Sodas and other sugary drinks may cause up to 184,000 deaths a year worldwide, according to a study published Monday in the journal Circulation.
Billed as a first, the report analyzed the global risks of death due to diabetes, cardiovascular diseases and cancers linked to the consumption of sugary drinks.
Researchers estimated that around 133,000 people died from diabetes due to the consumption of what the report called "sugar-sweetened beverages." Around 45,000 people died globally from cardiovascular diseases arising from sugary drink consumption and 6,450 people died from cancers linked to the beverages, researchers estimated.
"Many countries in the world have a significant number of deaths occurring from a single dietary factor, sugar-sweetened beverages. It should be a global priority to substantially reduce or eliminate sugar-sweetened beverages from the diet," said study author Dariush Mozaffarian from Tufts University in Boston.
Mexico had the highest death rate due to sugary beverages with a rate of 450 deaths per million adults, the report said. It was followed by the United States with 125 estimated deaths per million adults.
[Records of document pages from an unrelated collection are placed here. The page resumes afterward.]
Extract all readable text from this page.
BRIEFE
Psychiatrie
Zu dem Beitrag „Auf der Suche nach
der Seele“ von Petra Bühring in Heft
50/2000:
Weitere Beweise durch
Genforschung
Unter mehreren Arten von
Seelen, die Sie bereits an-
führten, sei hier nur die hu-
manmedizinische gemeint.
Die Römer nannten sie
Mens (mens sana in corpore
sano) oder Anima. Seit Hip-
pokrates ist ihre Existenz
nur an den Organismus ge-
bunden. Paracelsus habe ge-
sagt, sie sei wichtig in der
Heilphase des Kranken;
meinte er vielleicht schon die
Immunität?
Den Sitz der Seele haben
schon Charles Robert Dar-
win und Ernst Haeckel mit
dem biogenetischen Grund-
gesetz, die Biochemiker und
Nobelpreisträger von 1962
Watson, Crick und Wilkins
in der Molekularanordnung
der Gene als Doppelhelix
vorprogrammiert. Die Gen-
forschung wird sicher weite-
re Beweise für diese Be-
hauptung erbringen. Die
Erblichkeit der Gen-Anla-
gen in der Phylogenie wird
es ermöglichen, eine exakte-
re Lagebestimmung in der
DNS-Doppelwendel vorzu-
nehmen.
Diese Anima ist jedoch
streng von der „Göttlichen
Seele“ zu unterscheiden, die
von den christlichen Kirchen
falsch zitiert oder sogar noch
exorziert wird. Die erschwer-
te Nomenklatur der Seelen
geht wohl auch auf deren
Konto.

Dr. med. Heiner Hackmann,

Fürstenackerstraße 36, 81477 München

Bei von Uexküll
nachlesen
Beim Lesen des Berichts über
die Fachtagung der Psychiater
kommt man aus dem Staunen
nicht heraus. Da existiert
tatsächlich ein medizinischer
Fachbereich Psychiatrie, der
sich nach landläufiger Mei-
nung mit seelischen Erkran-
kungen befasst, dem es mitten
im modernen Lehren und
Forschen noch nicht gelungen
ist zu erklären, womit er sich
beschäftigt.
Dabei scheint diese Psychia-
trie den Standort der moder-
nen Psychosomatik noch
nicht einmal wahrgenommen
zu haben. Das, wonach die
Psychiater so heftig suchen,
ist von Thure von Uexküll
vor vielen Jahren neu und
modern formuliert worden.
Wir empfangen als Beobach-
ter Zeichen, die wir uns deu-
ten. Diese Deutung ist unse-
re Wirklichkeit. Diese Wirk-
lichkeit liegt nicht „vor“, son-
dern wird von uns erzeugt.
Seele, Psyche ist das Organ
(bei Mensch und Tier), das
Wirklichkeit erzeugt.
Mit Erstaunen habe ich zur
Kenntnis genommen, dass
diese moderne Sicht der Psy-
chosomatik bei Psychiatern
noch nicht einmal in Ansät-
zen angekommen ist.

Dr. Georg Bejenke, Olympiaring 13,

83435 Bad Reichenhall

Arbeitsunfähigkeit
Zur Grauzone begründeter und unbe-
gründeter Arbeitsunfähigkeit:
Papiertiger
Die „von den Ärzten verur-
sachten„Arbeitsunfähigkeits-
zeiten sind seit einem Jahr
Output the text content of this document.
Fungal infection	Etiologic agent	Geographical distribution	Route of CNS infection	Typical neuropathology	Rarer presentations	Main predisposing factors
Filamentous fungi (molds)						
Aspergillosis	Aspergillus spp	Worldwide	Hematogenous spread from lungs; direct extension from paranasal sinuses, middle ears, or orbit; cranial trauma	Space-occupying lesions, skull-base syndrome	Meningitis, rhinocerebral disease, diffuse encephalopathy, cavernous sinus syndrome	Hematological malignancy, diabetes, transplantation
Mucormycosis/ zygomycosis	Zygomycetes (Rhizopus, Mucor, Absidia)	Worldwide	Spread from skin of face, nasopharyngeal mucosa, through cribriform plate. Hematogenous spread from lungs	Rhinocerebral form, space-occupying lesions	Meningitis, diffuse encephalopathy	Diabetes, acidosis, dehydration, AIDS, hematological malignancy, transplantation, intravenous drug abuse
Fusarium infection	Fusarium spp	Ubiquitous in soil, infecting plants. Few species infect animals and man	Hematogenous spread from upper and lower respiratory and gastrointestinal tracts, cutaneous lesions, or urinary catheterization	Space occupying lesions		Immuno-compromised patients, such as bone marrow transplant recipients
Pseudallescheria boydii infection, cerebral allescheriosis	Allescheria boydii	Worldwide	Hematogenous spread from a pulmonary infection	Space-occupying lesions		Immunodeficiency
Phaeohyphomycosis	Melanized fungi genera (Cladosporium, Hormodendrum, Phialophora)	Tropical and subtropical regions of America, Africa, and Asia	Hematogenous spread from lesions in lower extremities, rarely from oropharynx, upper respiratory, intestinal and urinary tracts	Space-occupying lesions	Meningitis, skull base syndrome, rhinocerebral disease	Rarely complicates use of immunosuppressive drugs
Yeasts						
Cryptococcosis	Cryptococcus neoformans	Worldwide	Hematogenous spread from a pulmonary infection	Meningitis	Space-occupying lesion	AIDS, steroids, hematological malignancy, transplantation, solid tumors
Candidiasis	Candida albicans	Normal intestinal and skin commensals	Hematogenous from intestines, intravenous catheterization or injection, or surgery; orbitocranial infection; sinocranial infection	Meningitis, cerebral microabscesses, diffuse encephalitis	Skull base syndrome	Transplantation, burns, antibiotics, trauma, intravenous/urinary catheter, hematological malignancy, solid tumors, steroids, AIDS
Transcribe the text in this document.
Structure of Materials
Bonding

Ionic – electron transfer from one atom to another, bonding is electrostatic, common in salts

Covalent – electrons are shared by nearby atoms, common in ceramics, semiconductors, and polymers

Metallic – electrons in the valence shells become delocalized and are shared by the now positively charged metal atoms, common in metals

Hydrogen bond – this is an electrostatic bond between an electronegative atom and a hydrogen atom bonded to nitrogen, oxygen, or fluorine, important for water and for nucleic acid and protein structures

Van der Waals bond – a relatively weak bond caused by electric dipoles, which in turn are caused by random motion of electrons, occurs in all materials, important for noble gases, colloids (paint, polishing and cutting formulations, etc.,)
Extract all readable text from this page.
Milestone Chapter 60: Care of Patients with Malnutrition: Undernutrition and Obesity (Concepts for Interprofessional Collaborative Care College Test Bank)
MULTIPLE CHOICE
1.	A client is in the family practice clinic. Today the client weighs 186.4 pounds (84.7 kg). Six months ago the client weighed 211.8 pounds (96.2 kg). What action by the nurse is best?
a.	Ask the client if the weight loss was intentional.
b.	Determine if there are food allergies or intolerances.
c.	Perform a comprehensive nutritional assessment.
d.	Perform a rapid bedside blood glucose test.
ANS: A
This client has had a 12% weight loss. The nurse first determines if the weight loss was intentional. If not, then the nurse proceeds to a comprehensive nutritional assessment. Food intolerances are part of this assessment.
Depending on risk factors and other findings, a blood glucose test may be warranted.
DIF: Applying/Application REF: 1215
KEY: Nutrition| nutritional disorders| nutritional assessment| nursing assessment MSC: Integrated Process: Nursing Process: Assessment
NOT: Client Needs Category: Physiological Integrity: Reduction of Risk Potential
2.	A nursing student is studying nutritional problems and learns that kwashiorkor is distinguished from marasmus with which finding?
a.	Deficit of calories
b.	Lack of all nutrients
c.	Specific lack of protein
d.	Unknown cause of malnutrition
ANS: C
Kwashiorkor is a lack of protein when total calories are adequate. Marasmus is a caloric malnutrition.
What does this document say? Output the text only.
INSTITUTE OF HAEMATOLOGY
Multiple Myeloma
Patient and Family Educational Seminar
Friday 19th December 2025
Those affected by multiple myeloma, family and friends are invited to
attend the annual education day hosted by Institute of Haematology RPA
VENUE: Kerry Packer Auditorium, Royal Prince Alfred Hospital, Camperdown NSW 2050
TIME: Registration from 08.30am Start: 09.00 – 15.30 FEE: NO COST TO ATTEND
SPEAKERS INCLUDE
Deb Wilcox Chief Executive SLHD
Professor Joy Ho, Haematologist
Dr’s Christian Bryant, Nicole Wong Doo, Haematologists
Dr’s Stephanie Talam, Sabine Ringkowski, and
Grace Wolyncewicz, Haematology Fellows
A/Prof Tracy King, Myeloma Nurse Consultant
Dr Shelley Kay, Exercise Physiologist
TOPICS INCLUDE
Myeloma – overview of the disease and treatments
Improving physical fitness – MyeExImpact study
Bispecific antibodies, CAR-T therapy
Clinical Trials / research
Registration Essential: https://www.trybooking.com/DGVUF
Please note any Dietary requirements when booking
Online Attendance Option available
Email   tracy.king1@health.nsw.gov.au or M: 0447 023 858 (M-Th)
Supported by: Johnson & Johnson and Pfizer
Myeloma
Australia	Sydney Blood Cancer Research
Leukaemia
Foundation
Researchers also said the general quantity of sugar available in a nation correlated with the country's frequency of diabetes, cardiovascular disease and cancer.
The report also found 76 per cent of deaths related to soda and other sugary drink consumption occurred in low to middle income countries.
Fruit juices were not included in the research, which analyzed 62 dietary surveys conducted between 1980 and 2010 in 51 countries.